Crypt backend filename encoding

Related github request: Base32768 file name encoding for crypt backend · Issue #5801 · rclone/rclone · GitHub
Related forum post: Base32768 to compress filename length

Crypt overlay now uses base32 to encode the filename resulting in a large overhead

I use a crypt backend with Dropbox, which is semi-case sensitive as well as not supporting the full character set of base32k.

I was hoping to add another option to --crypt-filename-encoding, something like base512 (or base260?) that would:

  • attempt a base32 encoding, and if the encoding length passed a threshold would:
  • encode in base512, using a specifically curated character set supported on many (all?) backends where none of the characters could case-fold into each other. The character set could be different from b32 to prevent confusion

Why base512? Dropbox has the same filename limit that most OS do (260 characters), so this way I would be able to put any file I can have in my filesystem into my crypt rclone (base32 and to a lesser extent base64 wont let me do this, and base32k doesn't work with Dropbox).

The benefit of doing it this way is that people could use it as a drop-in replacement, without having to re-encode filenames.

Would a feature like this be welcomed? I would be happy to implement it.

1 Like

Seems like a really good idea!

1 Like

The question would be whether dropbox counts in UTF-8 or something else?
If they uses UTF-8, then larger codebase will result in longer filename as in UTF-8 code counts.
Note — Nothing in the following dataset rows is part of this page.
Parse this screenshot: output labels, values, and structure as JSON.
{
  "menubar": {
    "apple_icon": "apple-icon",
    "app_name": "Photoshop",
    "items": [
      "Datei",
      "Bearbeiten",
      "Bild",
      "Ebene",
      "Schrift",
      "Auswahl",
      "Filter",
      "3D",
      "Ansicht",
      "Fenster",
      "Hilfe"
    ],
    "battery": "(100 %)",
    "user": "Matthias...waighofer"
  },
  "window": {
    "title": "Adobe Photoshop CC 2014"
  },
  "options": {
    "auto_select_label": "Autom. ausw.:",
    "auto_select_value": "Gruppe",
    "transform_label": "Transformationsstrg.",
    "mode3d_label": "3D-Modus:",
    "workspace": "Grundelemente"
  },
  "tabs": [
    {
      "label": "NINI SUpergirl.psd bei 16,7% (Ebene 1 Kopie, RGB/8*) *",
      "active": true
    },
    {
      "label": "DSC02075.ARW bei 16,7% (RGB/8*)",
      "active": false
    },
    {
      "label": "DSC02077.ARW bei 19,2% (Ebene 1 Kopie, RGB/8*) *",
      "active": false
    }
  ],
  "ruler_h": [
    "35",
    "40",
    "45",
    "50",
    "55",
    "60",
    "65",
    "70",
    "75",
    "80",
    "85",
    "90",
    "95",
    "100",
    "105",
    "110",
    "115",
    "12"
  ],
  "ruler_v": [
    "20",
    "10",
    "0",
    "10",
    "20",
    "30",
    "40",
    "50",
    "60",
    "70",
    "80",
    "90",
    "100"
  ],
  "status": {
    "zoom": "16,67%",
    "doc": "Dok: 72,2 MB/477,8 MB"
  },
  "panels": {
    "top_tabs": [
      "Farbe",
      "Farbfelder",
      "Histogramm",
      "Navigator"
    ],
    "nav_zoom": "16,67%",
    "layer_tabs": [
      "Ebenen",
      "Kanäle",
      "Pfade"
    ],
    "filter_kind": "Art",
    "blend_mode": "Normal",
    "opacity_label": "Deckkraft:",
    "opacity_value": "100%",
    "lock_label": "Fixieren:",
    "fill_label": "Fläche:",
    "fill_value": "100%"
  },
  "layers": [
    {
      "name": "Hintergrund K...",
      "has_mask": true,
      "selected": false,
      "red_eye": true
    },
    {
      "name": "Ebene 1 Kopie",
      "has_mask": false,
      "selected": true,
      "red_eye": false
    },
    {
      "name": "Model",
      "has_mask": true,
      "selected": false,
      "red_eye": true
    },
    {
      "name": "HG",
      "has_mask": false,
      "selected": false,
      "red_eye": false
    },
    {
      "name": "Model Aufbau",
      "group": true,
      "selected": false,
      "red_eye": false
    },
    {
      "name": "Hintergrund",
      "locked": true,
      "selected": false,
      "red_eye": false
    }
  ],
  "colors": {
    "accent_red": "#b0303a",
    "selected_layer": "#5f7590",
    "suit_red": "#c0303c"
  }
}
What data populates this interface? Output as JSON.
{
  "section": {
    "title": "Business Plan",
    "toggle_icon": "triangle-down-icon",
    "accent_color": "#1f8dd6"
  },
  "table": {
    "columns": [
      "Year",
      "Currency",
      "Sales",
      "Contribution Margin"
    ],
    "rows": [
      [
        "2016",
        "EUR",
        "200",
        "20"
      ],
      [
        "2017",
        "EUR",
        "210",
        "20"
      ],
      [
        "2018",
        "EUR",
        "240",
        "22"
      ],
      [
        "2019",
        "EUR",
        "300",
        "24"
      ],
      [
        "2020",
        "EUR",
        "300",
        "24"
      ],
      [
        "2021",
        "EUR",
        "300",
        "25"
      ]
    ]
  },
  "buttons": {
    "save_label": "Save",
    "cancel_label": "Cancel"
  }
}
Because only the first 128 characters is encoded to 1-byte in UTF-8. Excluding the control characters and caps, base32 is basically all.
(uuencoding)[uuencoding - Wikipedia] is another set without caps but including '', '/' and '*' that most filesystem would not allow.
Base32k is basically a hack for UTF-16 counting OneDrive.

Check out

I think I made the length test use various width of unicode chars

rclone test info is very slick.

// Output of rclone test info --check-length

// Dropbox backend - not encrypted
maxFileLength = 255 // for 1 byte unicode characters
maxFileLength = 255 // for 2 byte unicode characters
maxFileLength = 255 // for 3 byte unicode characters
maxFileLength = -1 // for 4 byte unicode characters


// Dropbox backend - encrypted with base32
maxFileLength = 143 // for 1 byte unicode characters
maxFileLength = 71 // for 2 byte unicode characters
maxFileLength = 47 // for 3 byte unicode characters
maxFileLength = 35 // for 4 byte unicode characters

So Dropbox at least counts characters - not bytes

2 Likes

Nice. Can you try a test with base32768 encoding on Dropbox?

The problem with base32768 is that Dropbox doesn't support newer unicode code points which seem to be used by b32k. E.g.,

azmi@stiorra:~$ rclone touch azmi-dbx:/good_stuff/foo
azmi@stiorra:~$ rclone ls azmi-dbx:/good_stuff
        0 foo
azmi@stiorra:~$ rclone touch azmi-dbx:/good_stuff/ꡀ
azmi@stiorra:~$ rclone ls azmi-dbx:/good_stuff
        0 foo

I did run the test though, and it seems to have worked?

// crypt-b32k
maxFileLength = 463 // for 1 byte unicode characters
maxFileLength = 231 // for 2 byte unicode characters
maxFileLength = 154 // for 3 byte unicode characters
maxFileLength = 115 // for 4 byte unicode characters

Before amzi responded, I kicked off a Dropbox test as well using:

rclone test info --all dbcrypt-test:/test

with config:

[DB]
type = dropbox
client_id = <REDACTED>
client_secret = <REDACTED>
token = <REDACTED>
server_side_across_configs = true

[dbcrypt-test]
type = crypt
remote = DB:/Test
password = <REDACTED>
password2 = <REDACTED>
directory_name_encryption = true
filename_encoding = base32768
server_side_across_configs = true

The result of which was:

// dbcrypt-test (filename_encoding = base32768)
stringNeedsEscaping = []rune{
	'/', '\x00'
}
maxFileLength = 463 // for 1 byte unicode characters
maxFileLength = 231 // for 2 byte unicode characters
maxFileLength = 154 // for 3 byte unicode characters
maxFileLength = 115 // for 4 byte unicode characters
canWriteUnnormalized = true
canReadUnnormalized   = true
canReadRenormalized   = false
canStream = true

This topic was automatically closed 60 days after the last reply. New replies are no longer allowed.